Hola, buenos días de nuevo a todos y feliz martes. Las élites urbanas se llevan las manos a la cabeza mientras ven como Vox se inflitra en el discurso del campo, comenta en El País el escritor Sergio del Molino, pero hasta ahora no han prestado la menor atención a sus quejas. Les recomiendo encarecidamente la lectura de su artículo y espero que junto con las viñetas que lo acompañan, en palabras de Hannah Arendt, les ayude a pensar para comprender y a comprender para actuar. Sean felices, por favor, aun contra todo pronóstico. Nos vemos mañana si la diosa Fortuna lo permite. Tamaragua, amigos míos. HArendt. harendt.blogspot.com
Lecciones de las guerras carlistas para las tractoradas de hoy
SERGIO DEL MOLINO
07 FEB 2024 - 05:00CET
Mi colega Víctor Amela y yo compartimos una fascinación muy friqui por el carlismo del XIX, que en su caso se explica porque su familia procede de la comarca de Els Ports, territorio carlistón. Yo no tengo disculpas autobiográficas: me alucina el carlismo por su rareza, pertinacia y burricie. Si la historia de España fuera Star Trek, los carlistas serían los klingons. Hablando con Amela el otro día, me descubrió un libro de tres diputados liberales de tiempos de Espartero: Historia de la guerra última en Aragón y Valencia, publicado en 1845 y rescatado en este siglo en edición crítica por el profesor Pedro Rújula, uno de los mayores expertos en el carlismo histórico.

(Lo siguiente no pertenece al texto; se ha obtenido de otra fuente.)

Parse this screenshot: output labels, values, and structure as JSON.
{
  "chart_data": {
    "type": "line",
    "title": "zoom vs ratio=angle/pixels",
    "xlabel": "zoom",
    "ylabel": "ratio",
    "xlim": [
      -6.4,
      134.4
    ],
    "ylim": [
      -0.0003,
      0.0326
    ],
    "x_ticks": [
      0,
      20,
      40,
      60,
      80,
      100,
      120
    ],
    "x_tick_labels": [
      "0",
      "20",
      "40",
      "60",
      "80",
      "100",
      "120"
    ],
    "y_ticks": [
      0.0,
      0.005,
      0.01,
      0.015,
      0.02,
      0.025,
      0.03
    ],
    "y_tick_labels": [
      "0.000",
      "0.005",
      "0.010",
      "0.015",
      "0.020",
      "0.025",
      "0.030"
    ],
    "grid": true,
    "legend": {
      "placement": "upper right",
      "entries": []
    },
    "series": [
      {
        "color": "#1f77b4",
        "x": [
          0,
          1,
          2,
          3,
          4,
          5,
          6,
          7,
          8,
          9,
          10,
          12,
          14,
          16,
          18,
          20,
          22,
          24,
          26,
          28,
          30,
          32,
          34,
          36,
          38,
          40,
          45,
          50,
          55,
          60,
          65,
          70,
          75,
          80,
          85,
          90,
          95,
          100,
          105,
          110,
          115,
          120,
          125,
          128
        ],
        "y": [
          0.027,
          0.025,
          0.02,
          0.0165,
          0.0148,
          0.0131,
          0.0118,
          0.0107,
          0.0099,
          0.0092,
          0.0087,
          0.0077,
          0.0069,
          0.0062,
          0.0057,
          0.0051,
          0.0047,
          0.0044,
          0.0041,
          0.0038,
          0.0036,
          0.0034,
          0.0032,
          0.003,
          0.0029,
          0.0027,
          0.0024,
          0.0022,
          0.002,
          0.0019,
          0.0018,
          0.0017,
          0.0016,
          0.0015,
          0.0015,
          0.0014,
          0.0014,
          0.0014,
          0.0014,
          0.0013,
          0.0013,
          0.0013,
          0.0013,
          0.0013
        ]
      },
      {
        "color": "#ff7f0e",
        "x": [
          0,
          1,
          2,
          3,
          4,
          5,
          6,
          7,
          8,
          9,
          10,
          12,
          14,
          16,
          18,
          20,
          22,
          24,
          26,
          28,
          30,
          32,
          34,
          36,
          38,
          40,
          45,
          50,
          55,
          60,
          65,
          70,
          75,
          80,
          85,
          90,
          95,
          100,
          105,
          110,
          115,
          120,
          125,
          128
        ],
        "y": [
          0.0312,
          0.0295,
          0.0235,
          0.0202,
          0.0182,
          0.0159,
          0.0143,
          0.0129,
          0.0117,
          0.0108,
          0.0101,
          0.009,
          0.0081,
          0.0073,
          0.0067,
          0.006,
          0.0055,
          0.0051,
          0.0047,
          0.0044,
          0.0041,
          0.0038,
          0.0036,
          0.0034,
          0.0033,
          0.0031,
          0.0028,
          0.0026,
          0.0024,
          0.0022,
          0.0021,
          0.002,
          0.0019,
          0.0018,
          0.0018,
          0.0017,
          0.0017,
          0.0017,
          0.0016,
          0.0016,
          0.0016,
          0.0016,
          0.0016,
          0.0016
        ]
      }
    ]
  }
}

La lectura contiene enseñanzas muy actuales que enriquecen el debate de hoy sobre el campo, la extrema derecha y las sequías que avientan las tractoradas. Historia de la guerra última es obra de tres turolenses: Francisco Cabello, nacido en Torrijo del Campo; Francisco Santa Cruz, nacido en Orihuela, pero asentado en Griegos y la sierra de Albarracín, y Ramón María Temprado, de Villarluengo. Eran tres liberales en una provincia carlista, y vivieron la primera guerra ídem en sus carnes. Con su libro querían contarles a los liberales de Madrid, señoritingos que no habían visto a un carlista ni en retrato, a qué se enfrentaban y cómo podía un Estado liberal prevenir futuras guerras.
Su resumen: las élites tenían que dejar de mirarse el ombligo matritense y pisar más el campo, construir carreteras y ferrocarriles y hacerse presentes en esas comarcas. Los carlistas se alimentaban del resentimiento labriego de unos aldeanos que se sentían abandonados —con razón— en el culo del mundo. El único remedio era acogerlos en el cuerpo político de la nación.
Salvando todas las distancias históricas, en el fondo, seguimos en las mismas. Las élites urbanas se llevan las manos a la cabeza al ver cómo Vox se infiltra en los discursos y las organizaciones campesinas (el consejero voxero de Agricultura de Aragón, Ángel Samper, es un dirigente histórico de Asaja, por ejemplo), pero hasta ahora no han prestado la menor atención a sus quejas. Curiosamente, Cabello, Santa Cruz y Temprado eran muy críticos con los indultos y amnistías que el Gobierno isabelino otorgaba a los carlistas, y abogaban por ser menos generosos con los insurrectos y más atentos con los campesinos. Qué dirían hoy de un Gobierno paralizado por amnistiar a la carta a un señorito de la élite catalana, mientras los tractores de los agricultores arruinados cortan las carreteras porque nadie les ha hecho ni caso. Sergio del Molino es escritor.